Like any long con, it’s not just about illusion—it’s about extraction. The goal isn’t just power. It’s profit. Trump’s network turns public office into private gain: campaign funds flow into legal bills and branded merchandise; loyalists are rewarded with contracts, pardons, or favorable deals; tax policy is rewritten to favor billionaires while posing as populism. The public thinks they’re taking their country back. But the con is taking their labor, their tax base, their future—and repackaging it as patriotism.

Trump has updated that model for a reality-TV audience. Spectacle replaces structure. His family runs policy. His businesses collect payment. His allies receive contracts and pardons. His enemies are humiliated or prosecuted. The line between government and personal enterprise vanishes—and the crowd cheers. What was once concealed is now flaunted. Corruption isn’t hidden or denied—it’s recast as cunning.

The jet Qatar offered to Trump wasn’t a diplomatic gesture. It was tribute—a down payment. Trump’s praise sent the message loud and clear: praise buys protection, money buys access, and institutions exist to serve those already in the club. This isn’t statesmanship. It’s graft dressed as diplomacy.

Under a cryptocracy, corruption isn’t a deviation—it’s the system. And it only works if the mark never realizes they’re being conned. That’s where performance comes in. The public sees press briefings and thinks transparency still exists. They see elections and assume consent still matters. But behind the scenes, the old machinery has been swapped out.
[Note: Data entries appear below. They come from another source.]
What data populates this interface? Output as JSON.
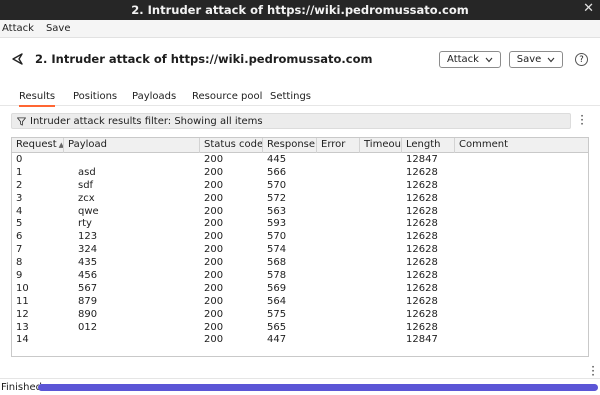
{
  "window": {
    "title": "2. Intruder attack of https://wiki.pedromussato.com",
    "close_glyph": "✕"
  },
  "menubar": {
    "items": [
      "Attack",
      "Save"
    ]
  },
  "header": {
    "title": "2. Intruder attack of https://wiki.pedromussato.com",
    "attack_button": "Attack",
    "save_button": "Save",
    "help_glyph": "?"
  },
  "tabs": [
    {
      "label": "Results",
      "active": true
    },
    {
      "label": "Positions",
      "active": false
    },
    {
      "label": "Payloads",
      "active": false
    },
    {
      "label": "Resource pool",
      "active": false
    },
    {
      "label": "Settings",
      "active": false
    }
  ],
  "filter": {
    "text": "Intruder attack results filter: Showing all items"
  },
  "table": {
    "columns": [
      "Request",
      "Payload",
      "Status code",
      "Response ...",
      "Error",
      "Timeout",
      "Length",
      "Comment"
    ],
    "sort_glyph": "▲",
    "rows": [
      [
        "0",
        "",
        "200",
        "445",
        "",
        "",
        "12847",
        ""
      ],
      [
        "1",
        "asd",
        "200",
        "566",
        "",
        "",
        "12628",
        ""
      ],
      [
        "2",
        "sdf",
        "200",
        "570",
        "",
        "",
        "12628",
        ""
      ],
      [
        "3",
        "zcx",
        "200",
        "572",
        "",
        "",
        "12628",
        ""
      ],
      [
        "4",
        "qwe",
        "200",
        "563",
        "",
        "",
        "12628",
        ""
      ],
      [
        "5",
        "rty",
        "200",
        "593",
        "",
        "",
        "12628",
        ""
      ],
      [
        "6",
        "123",
        "200",
        "570",
        "",
        "",
        "12628",
        ""
      ],
      [
        "7",
        "324",
        "200",
        "574",
        "",
        "",
        "12628",
        ""
      ],
      [
        "8",
        "435",
        "200",
        "568",
        "",
        "",
        "12628",
        ""
      ],
      [
        "9",
        "456",
        "200",
        "578",
        "",
        "",
        "12628",
        ""
      ],
      [
        "10",
        "567",
        "200",
        "569",
        "",
        "",
        "12628",
        ""
      ],
      [
        "11",
        "879",
        "200",
        "564",
        "",
        "",
        "12628",
        ""
      ],
      [
        "12",
        "890",
        "200",
        "575",
        "",
        "",
        "12628",
        ""
      ],
      [
        "13",
        "012",
        "200",
        "565",
        "",
        "",
        "12628",
        ""
      ],
      [
        "14",
        "",
        "200",
        "447",
        "",
        "",
        "12847",
        ""
      ]
    ]
  },
  "status": {
    "label": "Finished",
    "progress": 1.0,
    "progress_color": "#5b55d6"
  },
  "colors": {
    "tab_accent": "#ff6633",
    "titlebar": "#262626"
  }
}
From an anthropological lens, this is more than institutional decay. It’s a cultural shift in the logic of power. Authority no longer comes from law or legitimacy. It comes from proximity, spectacle, and the ability to manage fear and grievance. Institutions remain, but they function like sets—familiar enough to keep us from noticing what’s changed.

And the public becomes part of the con. Spectacle becomes expected. Cynicism becomes wisdom. People stop asking for truth and settle for confirmation. They stop expecting public service and come to admire dominance. Trust isn’t just broken—it’s repurposed.

Trump wears the mask of a presidency, but what he’s constructing is the infrastructure for rule through performance, loyalty, and concealment. Democracy isn’t abolished—it’s staged.

This con doesn’t need to win everyone over. It just needs to keep enough people distracted, discouraged, or deceived. It doesn’t break the old system. It convinces us it’s still working.

And if we don’t call it what it is—if we keep responding to Trump’s actions as isolated outrages rather than a systematic restructuring of power—we risk becoming long-term investors in our own deception, believing we still live in a republic long after the game has ended.

What we’re facing isn’t dysfunction. It’s a confidence game. And by the time we realize we’ve been taken, the con may already be complete.